At the first market we did together, we had just discovered we were expecting what would go on to be Thatcher. He hadn’t told a soul yet. I was tired and sick, but had to keep it together while we tried to sell our treasures. Chasca would go and collect bottles of water and make me stay hydrated. And, we secretly bought a handmade tiny baby spoon from the booth next to us. We even pillaged a wooden high chair that Thatcher still uses, from the garbage at the end of the event. Reporting to our family that we intended to resell it. We earned enough money from that weekend to take a babymoon vacation together to Mexico. 

The next year, we bought baby Thatcher with us and he was the mascot for our booth. I would sit in the box trailer and nurse him in between customers as well as tuck him away in there for naps. He took assisted steps across a steamer trunk Chasca lifted down there. It prompted one passerby to exclaim “It’s not every day you see a baby Moon Walking across a trunk at a flea market.” 

Although our days of selling at the flea had come to an end, being among family and friends was still a welcomed last hoorah for us and many others. Before all the leaves dropped and Jack Frost came nipping at our nose, there was Apple Fest. 

Of course, the weekend culminates with the beloved parade. I've had many different roles over the years in the Applefest Parade. Once when my dad had a classic Chevy car, we threw candy from the windows. 

One year, somehow I got asked to be a Grateful Dead Bear and walk in the parade handing out carnations and stickers that said ‘I Miss Jerry’ to attendees on behalf of the Village Greenhouse. It was a particularly hot year that September and I decided to go with the bare minimum of clothing under the full body suit. One of my friends promised to meet me at the end of the parade with my clothes but of course, wasn’t there. That left me to walk around in a vibrantly colored bear suit for quite some time before I found them. 

I also, of course, have handed out countless numbers of free Crawford County Independents. Because we always worked hard to make sure our Apple Fest issue was the best all year long. 

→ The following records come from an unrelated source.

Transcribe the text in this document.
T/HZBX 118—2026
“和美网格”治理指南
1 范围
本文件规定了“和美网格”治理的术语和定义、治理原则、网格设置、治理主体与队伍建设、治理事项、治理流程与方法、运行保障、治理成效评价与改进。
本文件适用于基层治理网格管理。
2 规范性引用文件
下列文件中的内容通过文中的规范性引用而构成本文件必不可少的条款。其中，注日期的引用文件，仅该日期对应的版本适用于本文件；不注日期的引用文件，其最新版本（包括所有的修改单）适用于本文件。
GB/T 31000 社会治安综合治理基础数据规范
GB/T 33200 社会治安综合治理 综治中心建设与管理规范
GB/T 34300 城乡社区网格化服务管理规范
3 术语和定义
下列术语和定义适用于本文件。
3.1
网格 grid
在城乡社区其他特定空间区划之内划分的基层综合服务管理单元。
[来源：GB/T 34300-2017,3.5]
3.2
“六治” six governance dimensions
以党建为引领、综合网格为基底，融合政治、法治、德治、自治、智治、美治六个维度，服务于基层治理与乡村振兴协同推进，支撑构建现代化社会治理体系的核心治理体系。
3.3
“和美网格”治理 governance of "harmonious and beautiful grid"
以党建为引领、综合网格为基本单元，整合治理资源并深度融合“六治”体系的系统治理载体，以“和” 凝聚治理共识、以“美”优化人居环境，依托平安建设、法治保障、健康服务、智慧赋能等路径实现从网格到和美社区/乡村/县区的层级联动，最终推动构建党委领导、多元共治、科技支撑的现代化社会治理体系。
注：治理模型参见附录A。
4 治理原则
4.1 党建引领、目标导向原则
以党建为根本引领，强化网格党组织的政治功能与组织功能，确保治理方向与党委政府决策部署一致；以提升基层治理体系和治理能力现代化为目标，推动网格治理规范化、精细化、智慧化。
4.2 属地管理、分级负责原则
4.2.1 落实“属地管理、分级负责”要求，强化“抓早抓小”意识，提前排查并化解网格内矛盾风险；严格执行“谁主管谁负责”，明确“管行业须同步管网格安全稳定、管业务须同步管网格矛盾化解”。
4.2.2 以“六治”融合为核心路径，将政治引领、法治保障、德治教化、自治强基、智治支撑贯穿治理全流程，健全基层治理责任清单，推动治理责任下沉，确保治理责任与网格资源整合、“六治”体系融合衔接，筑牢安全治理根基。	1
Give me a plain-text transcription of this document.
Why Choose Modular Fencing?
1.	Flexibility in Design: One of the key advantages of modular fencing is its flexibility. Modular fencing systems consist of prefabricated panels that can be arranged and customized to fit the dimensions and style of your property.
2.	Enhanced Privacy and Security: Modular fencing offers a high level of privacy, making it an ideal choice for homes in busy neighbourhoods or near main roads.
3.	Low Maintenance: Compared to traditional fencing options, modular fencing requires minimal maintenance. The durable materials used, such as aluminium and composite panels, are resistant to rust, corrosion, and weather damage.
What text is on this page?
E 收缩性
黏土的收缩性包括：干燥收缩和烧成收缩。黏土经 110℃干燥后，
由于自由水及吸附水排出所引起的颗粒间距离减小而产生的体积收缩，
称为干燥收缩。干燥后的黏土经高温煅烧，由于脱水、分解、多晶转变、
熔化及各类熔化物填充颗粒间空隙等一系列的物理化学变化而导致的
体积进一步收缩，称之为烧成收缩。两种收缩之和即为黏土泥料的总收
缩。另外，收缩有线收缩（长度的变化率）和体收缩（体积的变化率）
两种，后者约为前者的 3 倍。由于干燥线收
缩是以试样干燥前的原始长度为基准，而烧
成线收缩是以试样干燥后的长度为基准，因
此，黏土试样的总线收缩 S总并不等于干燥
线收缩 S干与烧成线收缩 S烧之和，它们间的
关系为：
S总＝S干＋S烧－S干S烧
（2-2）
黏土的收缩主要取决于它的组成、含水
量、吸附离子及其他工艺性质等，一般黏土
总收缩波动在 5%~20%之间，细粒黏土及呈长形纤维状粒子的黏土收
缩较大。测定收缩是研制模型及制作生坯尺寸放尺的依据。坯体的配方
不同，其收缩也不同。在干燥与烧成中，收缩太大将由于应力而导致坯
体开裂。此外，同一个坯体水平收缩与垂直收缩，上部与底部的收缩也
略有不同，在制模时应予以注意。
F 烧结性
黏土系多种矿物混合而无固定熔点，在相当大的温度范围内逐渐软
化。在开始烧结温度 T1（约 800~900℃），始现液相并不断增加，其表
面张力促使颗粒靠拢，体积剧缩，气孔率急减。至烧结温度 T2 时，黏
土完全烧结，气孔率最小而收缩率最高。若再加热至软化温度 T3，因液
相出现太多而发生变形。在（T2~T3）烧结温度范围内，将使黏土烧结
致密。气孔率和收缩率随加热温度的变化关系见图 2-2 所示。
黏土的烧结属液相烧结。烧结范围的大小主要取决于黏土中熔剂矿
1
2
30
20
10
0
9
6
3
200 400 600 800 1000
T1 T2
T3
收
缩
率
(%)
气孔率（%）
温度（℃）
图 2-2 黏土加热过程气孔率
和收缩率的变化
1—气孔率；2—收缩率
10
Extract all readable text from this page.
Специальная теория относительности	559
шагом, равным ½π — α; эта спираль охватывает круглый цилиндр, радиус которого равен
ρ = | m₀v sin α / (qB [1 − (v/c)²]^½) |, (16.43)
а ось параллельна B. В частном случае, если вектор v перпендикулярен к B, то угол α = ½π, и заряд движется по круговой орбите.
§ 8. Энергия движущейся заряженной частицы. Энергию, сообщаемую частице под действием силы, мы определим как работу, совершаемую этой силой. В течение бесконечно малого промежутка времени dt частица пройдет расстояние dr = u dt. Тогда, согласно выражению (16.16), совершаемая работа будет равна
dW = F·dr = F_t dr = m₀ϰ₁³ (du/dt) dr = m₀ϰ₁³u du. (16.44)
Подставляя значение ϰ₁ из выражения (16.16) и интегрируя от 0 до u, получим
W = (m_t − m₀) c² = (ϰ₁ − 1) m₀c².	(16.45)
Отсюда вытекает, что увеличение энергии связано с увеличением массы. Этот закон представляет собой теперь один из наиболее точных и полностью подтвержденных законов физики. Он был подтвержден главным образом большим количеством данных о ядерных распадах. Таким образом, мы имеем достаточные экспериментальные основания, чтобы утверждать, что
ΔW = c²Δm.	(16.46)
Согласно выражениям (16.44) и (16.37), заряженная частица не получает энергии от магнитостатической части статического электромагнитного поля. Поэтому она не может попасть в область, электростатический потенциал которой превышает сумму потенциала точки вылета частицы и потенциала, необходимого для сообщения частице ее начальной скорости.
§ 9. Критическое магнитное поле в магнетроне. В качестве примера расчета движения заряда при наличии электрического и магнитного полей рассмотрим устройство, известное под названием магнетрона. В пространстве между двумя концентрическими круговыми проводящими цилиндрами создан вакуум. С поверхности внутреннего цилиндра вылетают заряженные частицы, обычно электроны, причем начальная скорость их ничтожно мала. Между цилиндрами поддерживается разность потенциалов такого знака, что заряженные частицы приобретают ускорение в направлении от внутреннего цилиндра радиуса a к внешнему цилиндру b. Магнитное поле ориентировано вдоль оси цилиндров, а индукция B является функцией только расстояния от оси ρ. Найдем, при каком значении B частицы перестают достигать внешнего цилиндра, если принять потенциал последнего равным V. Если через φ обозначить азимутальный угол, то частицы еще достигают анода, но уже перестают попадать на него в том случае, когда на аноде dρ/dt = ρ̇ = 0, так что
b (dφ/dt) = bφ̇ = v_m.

I like to think that like many things, Apple Fest will be bigger and better next year. Longstanding traditions like this are so important for the little communities like ours. It makes us special and it makes us unique and it builds the foundations of our memories over a lifetime.

We are distinctly lucky to have a community full of people who care about the positive and beloved traditions, like Apple Fest. And if we can hold on a little longer, wear our masks and keep our distance, we might be able to have a laugh and a hug over some hot apple cider next year. Woohoo! See you at Apple Fest.